I have for example this codes inside some file such as test.txt
<li>
<a href="https://www.mediafire.com/file/ke0f3n2u8sqbxsr/Ncam-Images-IPK.zip/file"
target="_blank"
rel="noopener"
id="copyShareURL"
aria-labelledby="copy-tooltip" title="Copy file link to clipboard"></a>
<span id="copy-tooltip" >
Copy file link to clipboard
</span>
</li>
>
<input type="hidden"
name="security"
value="1671208608.1b34b06f05dcee408eb015bfbc59436ab061fd4a21a61e3f970cd8d01f8ddcc3"
>
<div id="download_link">
<!-- IF THIS IS TRADITIONAL -->
<a href="#"><span>Preparing your download...</span></a>
<a
aria-label="Download file"
href="http://download2291.mediafire.com/h0k3ambdjvbg/ke0f3n2u8sqbxsr/Ncam-Images-IPK.zip" id="downloadButton"
rel="nofollow">
Download (4.97MB)
</a>
<a href="#"><span>Your download is starting...</span></a>
<a href="http://www.mediafire.com/download_repair.php?qkey=ke0f3n2u8sqbxsr&dkey=h0k3ambdjvb&template=34&origin=click_button">
<span >Download Started. <em>Repair your download</em></span>
</a>
<script type="text/javascript">
(function() {
var dl = document.getElementById('download_link');
if (!dl) return;
var init = false;
function retry() {
dl.className = ' retry';
};
function download() {
dl.className = ' started';
window.dlStarted = true;
setTimeout(retry, 16000);
};
I need to extract this url line
http://download2291.mediafire.com/h0k3ambdjvbg/ke0f3n2u8sqbxsr/Ncam-Images-IPK.zip
P.s: the number after download(2291) and (h0k3ambdjvbg) string it is not fixed, but variable ..

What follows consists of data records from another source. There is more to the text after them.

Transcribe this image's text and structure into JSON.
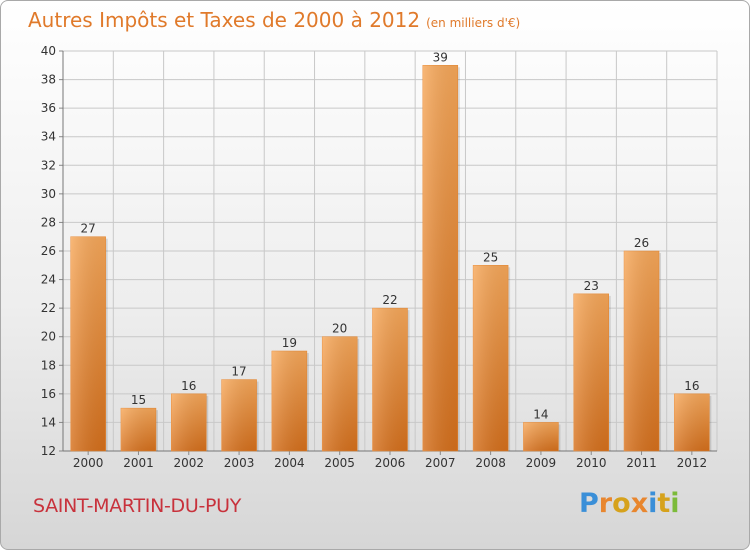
{
  "chart": {
    "title": "Autres Impôts et Taxes de 2000 à 2012",
    "unit_note": "(en milliers d'€)",
    "commune": "SAINT-MARTIN-DU-PUY",
    "logo_text": "Proxiti"
  },
  "colors": {
    "bar": "#f0923a",
    "title": "#e07a2b",
    "commune": "#c8323c"
  },
  "chart_data": {
    "type": "bar",
    "categories": [
      "2000",
      "2001",
      "2002",
      "2003",
      "2004",
      "2005",
      "2006",
      "2007",
      "2008",
      "2009",
      "2010",
      "2011",
      "2012"
    ],
    "values": [
      27,
      15,
      16,
      17,
      19,
      20,
      22,
      39,
      25,
      14,
      23,
      26,
      16
    ],
    "ylim": [
      12,
      40
    ],
    "yticks": [
      12,
      14,
      16,
      18,
      20,
      22,
      24,
      26,
      28,
      30,
      32,
      34,
      36,
      38,
      40
    ],
    "grid": true,
    "data_labels": true
  }
}
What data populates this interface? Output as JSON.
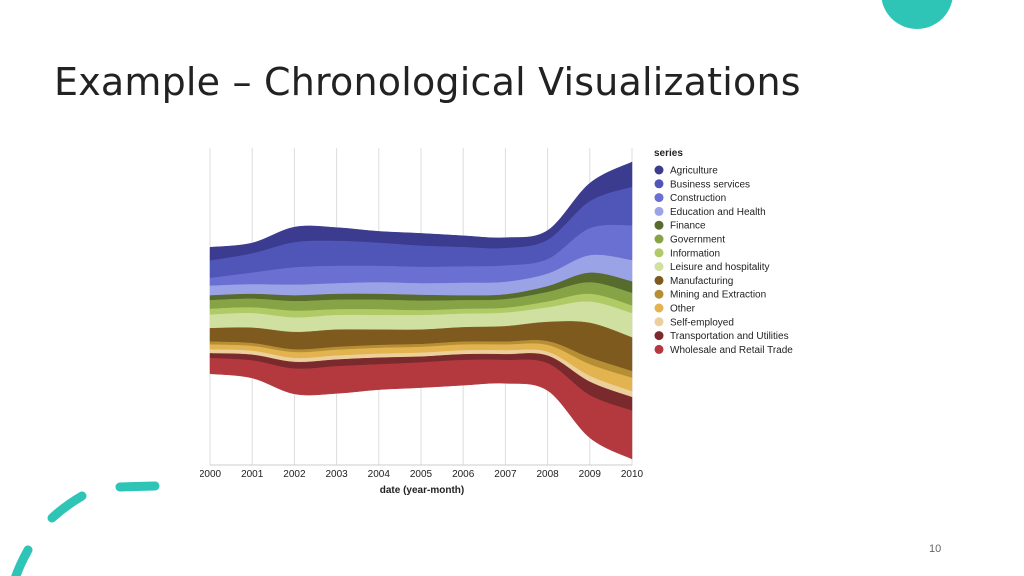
{
  "slide": {
    "title": "Example – Chronological Visualizations",
    "page_number": "10",
    "accent_color": "#2ec4b6"
  },
  "chart_data": {
    "type": "area",
    "stacked": true,
    "offset": "center",
    "xlabel": "date (year-month)",
    "ylabel": "",
    "x": [
      "2000",
      "2001",
      "2002",
      "2003",
      "2004",
      "2005",
      "2006",
      "2007",
      "2008",
      "2009",
      "2010"
    ],
    "x_tick_labels": [
      "2000",
      "2001",
      "2002",
      "2003",
      "2004",
      "2005",
      "2006",
      "2007",
      "2008",
      "2009",
      "2010"
    ],
    "grid": true,
    "legend": {
      "title": "series",
      "position": "right"
    },
    "series": [
      {
        "name": "Agriculture",
        "color": "#3b3b8f",
        "values": [
          14,
          11,
          16,
          14,
          12,
          13,
          12,
          11,
          10,
          19,
          26
        ]
      },
      {
        "name": "Business services",
        "color": "#4f56b8",
        "values": [
          18,
          20,
          26,
          26,
          24,
          22,
          20,
          18,
          20,
          28,
          40
        ]
      },
      {
        "name": "Construction",
        "color": "#6a6fd2",
        "values": [
          8,
          12,
          18,
          18,
          17,
          17,
          17,
          17,
          15,
          28,
          36
        ]
      },
      {
        "name": "Education and Health",
        "color": "#9aa3e6",
        "values": [
          10,
          10,
          11,
          11,
          12,
          12,
          13,
          13,
          13,
          18,
          22
        ]
      },
      {
        "name": "Finance",
        "color": "#566b2c",
        "values": [
          5,
          5,
          6,
          6,
          6,
          6,
          5,
          5,
          6,
          10,
          12
        ]
      },
      {
        "name": "Government",
        "color": "#86a346",
        "values": [
          9,
          9,
          10,
          10,
          10,
          10,
          9,
          9,
          10,
          12,
          13
        ]
      },
      {
        "name": "Information",
        "color": "#b0cb66",
        "values": [
          6,
          6,
          7,
          6,
          6,
          5,
          5,
          5,
          6,
          8,
          8
        ]
      },
      {
        "name": "Leisure and hospitality",
        "color": "#cfe0a0",
        "values": [
          14,
          15,
          15,
          15,
          15,
          15,
          14,
          14,
          15,
          22,
          25
        ]
      },
      {
        "name": "Manufacturing",
        "color": "#7f5a1e",
        "values": [
          14,
          16,
          18,
          18,
          16,
          15,
          15,
          16,
          20,
          36,
          35
        ]
      },
      {
        "name": "Mining and Extraction",
        "color": "#b68f35",
        "values": [
          3,
          3,
          3,
          3,
          3,
          3,
          3,
          3,
          4,
          7,
          7
        ]
      },
      {
        "name": "Other",
        "color": "#e2b34e",
        "values": [
          5,
          5,
          6,
          6,
          6,
          6,
          6,
          6,
          7,
          12,
          14
        ]
      },
      {
        "name": "Self-employed",
        "color": "#eccf9b",
        "values": [
          4,
          4,
          4,
          4,
          4,
          4,
          4,
          4,
          4,
          6,
          6
        ]
      },
      {
        "name": "Transportation and Utilities",
        "color": "#7a2a2c",
        "values": [
          5,
          6,
          7,
          7,
          7,
          6,
          6,
          6,
          8,
          14,
          14
        ]
      },
      {
        "name": "Wholesale and Retail Trade",
        "color": "#b3393f",
        "values": [
          16,
          18,
          26,
          28,
          26,
          26,
          26,
          24,
          28,
          44,
          50
        ]
      }
    ]
  }
}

I have use this command of sed but no result
sed -n 's|.*href="\(http://download.*\)">|\1|p' test.txt
CodePudding user response:
Try
sed -n 's|.*href="\(http://download[^ "]*\)".*|\1|p' test.txt
to avoid matching quotes and spaces.
CodePudding user response:
With an HTML-aware tool such as pup, you could do something like
$ pup 'a.input attr{href}' < text.txt
http://download2291.mediafire.com/h0k3ambdjvbg/ke0f3n2u8sqbxsr/Ncam-Images-IPK.zip
assuming that the input
class is unique enough to identify the URL you want.